When touch is delivered in a therapeutic setting, it prepares the brain for touch which stimulates C-Tactile fibres which set things up for a positive therapeutic experience. This promotes positive feelings like safety and relaxation while also reducing things like avoidance behaviours and stress.

Now because this is an empathetic touch it helps remove some of the psychosocial barriers that contribute to a person’s pain experience.

Somatoperceptual Touch

We have seen over the past few years how when a person dealing with persistent pain can experience a misrepresentation of how their body actually feels and what it experiences.

Turns out a therapist’s touch can help in this regard as well.

Just by putting our hands on people, we can help to change a person’s body perception by helping to reorganize mental representations of their body. This helps a patient be able to discriminate between safe and threatening stimuli while also showing how their body isn’t damaged.

This also helps to reduce stress, anxiety, and avoidance behaviours around pain.

Does This Mean Our Touch Is Enough?

Well…it depends.

There are certainly times when someone just needs a good old delicious feeling massage and there is certainly NOTHING wrong with that.

If we have those people (say nurses or other first responders for example) who aren’t necessarily dealing with an injury and are using us as part of a wellness plan, then by all means give them that delicious massage.
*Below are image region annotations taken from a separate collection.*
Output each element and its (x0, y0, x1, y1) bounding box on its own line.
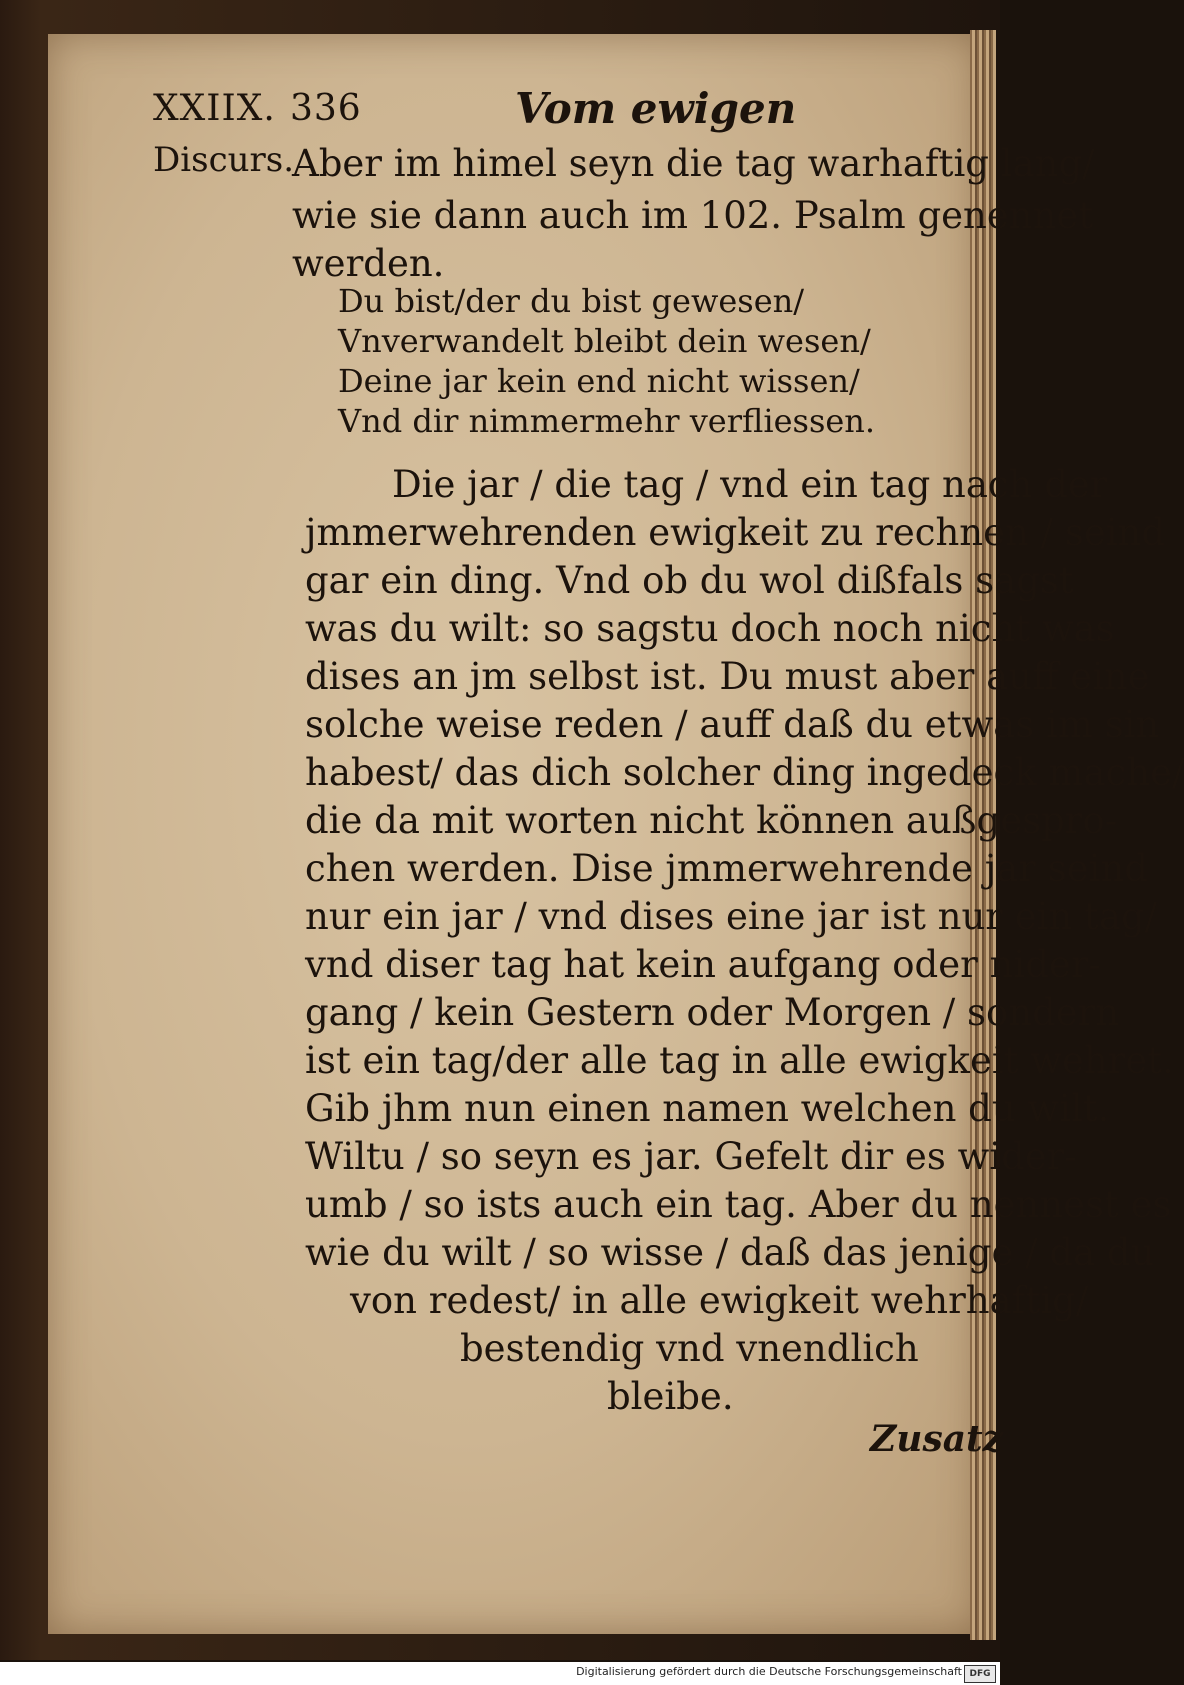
dfg-logo: DFG (964, 1665, 996, 1683)
text-line: bleibe. (607, 1375, 734, 1418)
verse-line: Vnverwandelt bleibt dein wesen/ (338, 322, 871, 360)
text-line: Gib jhm nun einen namen welchen du wilt. (305, 1087, 1110, 1130)
text-line: gang / kein Gestern oder Morgen / sondern (305, 991, 1120, 1034)
text-line: wie sie dann auch im 102. Psalm genennet (292, 194, 1094, 237)
text-line: was du wilt: so sagstu doch noch nicht was (305, 607, 1115, 650)
verse-line: Vnd dir nimmermehr verfliessen. (338, 402, 876, 440)
text-line: dises an jm selbst ist. Du must aber auff eine (305, 655, 1150, 698)
text-line: chen werden. Dise jmmerwehrende jar seind (305, 847, 1148, 890)
text-line: Die jar / die tag / vnd ein tag nach der (392, 463, 1108, 506)
text-line: bestendig vnd vnendlich (460, 1327, 919, 1370)
text-line: habest/ das dich solcher ding ingedeck mache/ (305, 751, 1184, 794)
text-line: solche weise reden / auff daß du etwas im sin (305, 703, 1160, 746)
text-line: nur ein jar / vnd dises eine jar ist nur ein tag/ (305, 895, 1158, 938)
text-line: ist ein tag/der alle tag in alle ewigkeit wehret. (305, 1039, 1174, 1082)
page-number: 336 (290, 88, 362, 129)
text-line: werden. (292, 242, 445, 285)
text-line: vnd diser tag hat kein aufgang oder nider- (305, 943, 1102, 986)
signature-mark: XXIIX. (153, 88, 276, 129)
text-line: umb / so ists auch ein tag. Aber du nennest es (305, 1183, 1172, 1226)
text-line: jmmerwehrenden ewigkeit zu rechnen / seind (305, 511, 1166, 554)
digitization-footer (0, 1662, 1000, 1685)
text-line: die da mit worten nicht können außgespro- (305, 799, 1118, 842)
text-line: Wiltu / so seyn es jar. Gefelt dir es wider- (305, 1135, 1077, 1178)
verse-line: Deine jar kein end nicht wissen/ (338, 362, 860, 400)
text-line: wie du wilt / so wisse / daß das jenige / da du (305, 1231, 1155, 1274)
catchword: Zusatz (870, 1418, 1004, 1460)
running-title: Vom ewigen (515, 84, 797, 133)
text-line: gar ein ding. Vnd ob du wol dißfals sagst (305, 559, 1074, 602)
footer-credit: Digitalisierung gefördert durch die Deutsche Forschungsgemeinschaft (576, 1665, 962, 1678)
verse-line: Du bist/der du bist gewesen/ (338, 282, 805, 320)
text-line: Aber im himel seyn die tag warhaftig lang/ (292, 142, 1095, 185)
margin-note: Discurs. (153, 140, 295, 180)
text-line: von redest/ in alle ewigkeit wehrhaftig/ (350, 1279, 1089, 1322)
However, when we have those individuals who are dealing with an injury say from a car accident, workplace, sports, or some other type of injury we need to incorporate more than just hands-on into the treatments.
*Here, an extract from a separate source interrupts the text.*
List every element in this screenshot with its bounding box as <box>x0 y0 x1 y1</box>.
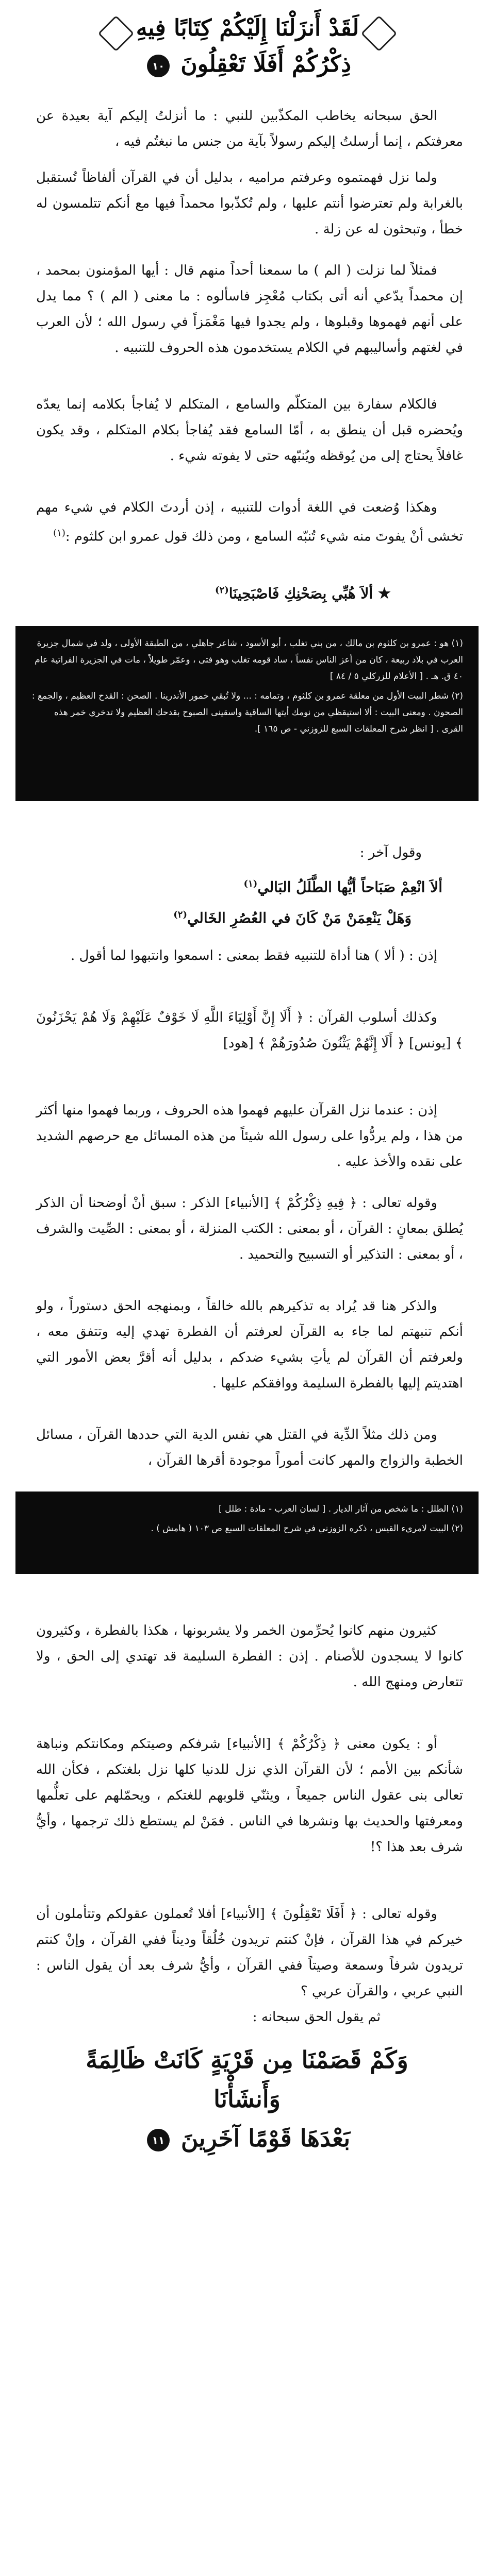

We still need to follow the best guidelines for MSK care and provide education, reassurance, movement…and of course some massage. While a lot of what we do in treatment is communicating with our hands, our communication verbally is still a really important part of the therapeutic experience. This paper ¹ points out how this should also be a responsibility of educators and students alike to veer away from the biomechanical constructs of communication to include the person’s emotional experiences as well when we talk to them. While I will always be an advocate to include exercise and movement into our treatments, it doesn’t mean we need to abandon manual therapy (as some would like to promote) and strictly adhere to an exercise-only program. It’s quite the opposite. To be a better therapist and have better outcomes with our patients, let’s not throw the baby out with the bathwater as it were, let’s include education, movement, and massage. The more well-rounded we are as therapists and the more well-rounded our delivery, the better it is for the people who come to see us. As for those who say manual therapy sucks…well…this paper proves that wrong. There is still a really important place for that delicious feeling massage.

 

References:

  1. Geri T, Viceconti A, Minacci M, Testa M, Rossettini G. Manual therapy: exploiting the role of human touch. Musculoskeletal Science and Practice. 2019 Dec 1;44:102044.